Par une décision du Conseil d’Etat, en date du 10 juin 2021, les garanties accordées aux journalistes dans le cadre d’une manifestation ont été étendues aux observateurs indépendants.

Aussi, déjà en mars 2023, l’Observatoire Poitou-Charentes des libertés publiques et des pratiques policières a adressé un courrier aux préfets de la Vienne et des Deux-Sèvres afin de les avertir de leur présence lors des importantes manifestations prévues à Sainte-Soline les 24,25 et 26 mars 2023.

En réponse, le préfet de la Vienne et le préfet des Deux-Sèvres indiquaient que, pour l’exercice du maintien de l’ordre, les observateurs de la LDH présents sur les lieux de la manifestation seraient assimilés à des manifestants, niant ainsi leur spécificité et leur légitimité.

La mobilisation dite de Sainte-Soline étant proche, la LDH avait introduit contre chacune de ces décisions, refusant de reconnaître les statuts d’observateurs des pratiques policières, un référé-liberté.

Par deux ordonnances du 24 mars 2023, le tribunal administratif de Poitiers avait rejeté ces requêtes tout en reconnaissant l’illégalité de l’absence de reconnaissance d’un statut propre aux observateurs indépendants.
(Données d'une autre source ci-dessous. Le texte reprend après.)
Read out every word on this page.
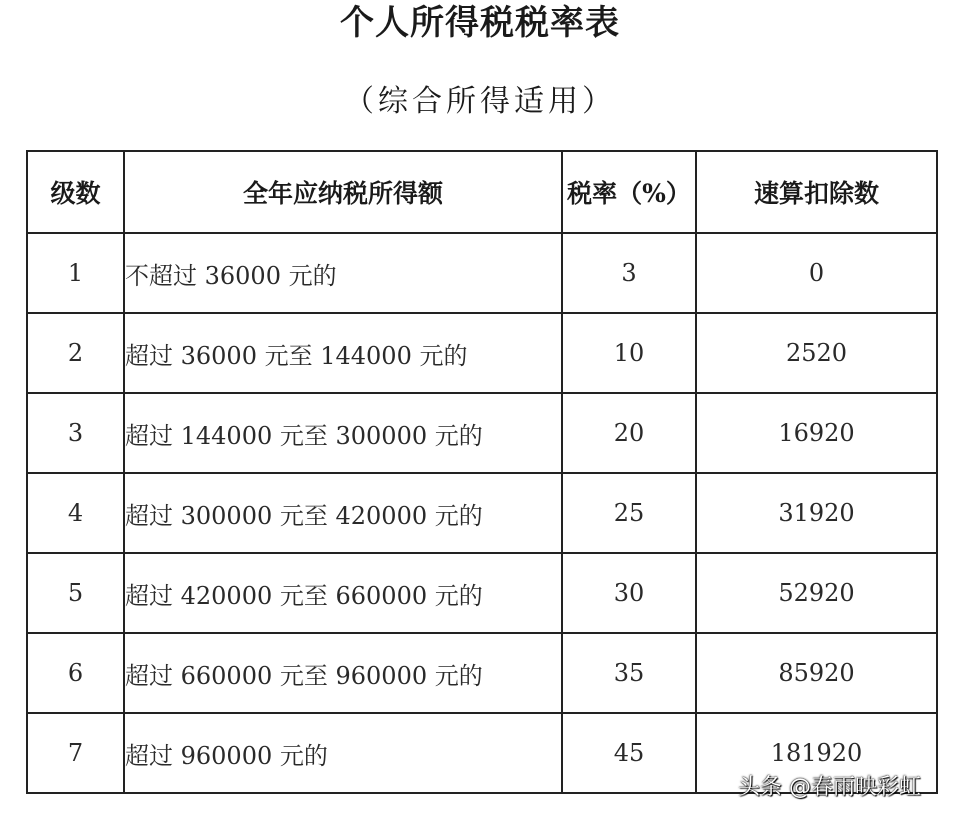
个人所得税税率表
（综合所得适用）
级数	全年应纳税所得额	税率（%）	速算扣除数
1	不超过 36000 元的	3	0
2	超过 36000 元至 144000 元的	10	2520
3	超过 144000 元至 300000 元的	20	16920
4	超过 300000 元至 420000 元的	25	31920
5	超过 420000 元至 660000 元的	30	52920
6	超过 660000 元至 960000 元的	35	85920
7	超过 960000 元的	45	181920
头条 @春雨映彩虹
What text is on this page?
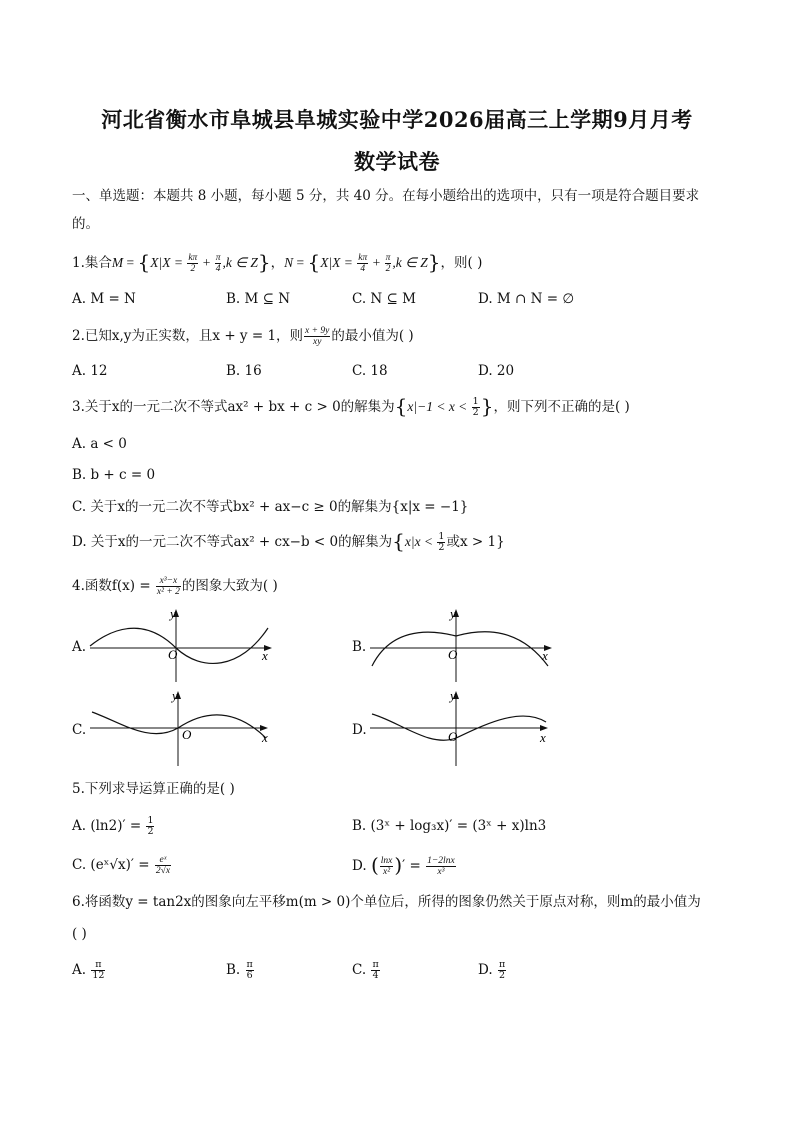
河北省衡水市阜城县阜城实验中学2026届高三上学期9月月考
数学试卷
一、单选题：本题共 8 小题，每小题 5 分，共 40 分。在每小题给出的选项中，只有一项是符合题目要求
的。
1.集合$M = \{X|X = \frac{k\pi}{2} + \frac{\pi}{4} ,k$ ∈ Z}，$N = \{X|X = \frac{k\pi}{4} + \frac{\pi}{2} ,k$ ∈ Z}，则( )
A. M = N	B. M ⊆ N	C. N ⊆ M	D. M ∩ N = ∅
2.已知x,y为正实数，且x + y = 1，则 $\frac{x + 9y}{xy}$ 的最小值为( )
A. 12	B. 16	C. 18	D. 20
3.关于x的一元二次不等式ax² + bx + c > 0的解集为{$x|-1 < x < \frac{1}{2}$ }，则下列不正确的是( )
A. a < 0
B. b + c = 0
C. 关于x的一元二次不等式bx² + ax−c ≥ 0的解集为{x|x = −1}
D. 关于x的一元二次不等式ax² + cx−b < 0的解集为{$x|x < \frac{1}{2}$ 或x > 1}
4.函数$f(x) = \frac{\text{x³−x}}{\text{x² + 2}}$ 的图象大致为( )
A.	B.
C.	D.
y
x
O
y
x
O
y
x
O
y
x
O
5.下列求导运算正确的是( )
A. $(\ln 2)' = \frac{1}{2}$	B. (3ˣ + log₃x)′ = (3ˣ + x)ln3
C. (eˣ√x)′ = $\frac{\text{eˣ}}{2√x}$	D. ( $\frac{\ln x}{\text{x²}}$ )′ = $\frac{1-2\ln x}{\text{x³}}$
6.将函数y = tan2x的图象向左平移m(m > 0)个单位后，所得的图象仍然关于原点对称，则m的最小值为
( )
A. $\frac{\pi}{12}$	B. $\frac{\pi}{6}$	C. $\frac{\pi}{4}$	D. $\frac{\pi}{2}$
Dans le cadre des mobilisations qui ont succédé les attentats commis par le Hamas le 7 octobre, l’Observatoire toulousain des pratiques policières a également adressé aux services préfectoraux “une déclaration de présence pour suivi de manifestation”. Là encore l’autorité préfectorale a indiqué aux auteurs de la déclaration que les observateurs ne bénéficieraient pas d’un traitement particulier et d’une protection spécifique.

La LDH a introduit à nouveau un référé-liberté contre cette décision. Le tribunal administratif de Toulouse par une ordonnance en date du 14 novembre dernier, tout en mentionnant que le préfet de la Haute-Garonne avait entaché sa décision d’illégalité, a rejeté la requête en référé de la LDH en estimant la décision en cause ne pouvait être regardée comme portant une atteinte grave et manifestement illégale à la liberté d’expression et de communication dont l’exercice pourra être garanti, le cas échéant, après dispersion des attroupements, par des journalistes.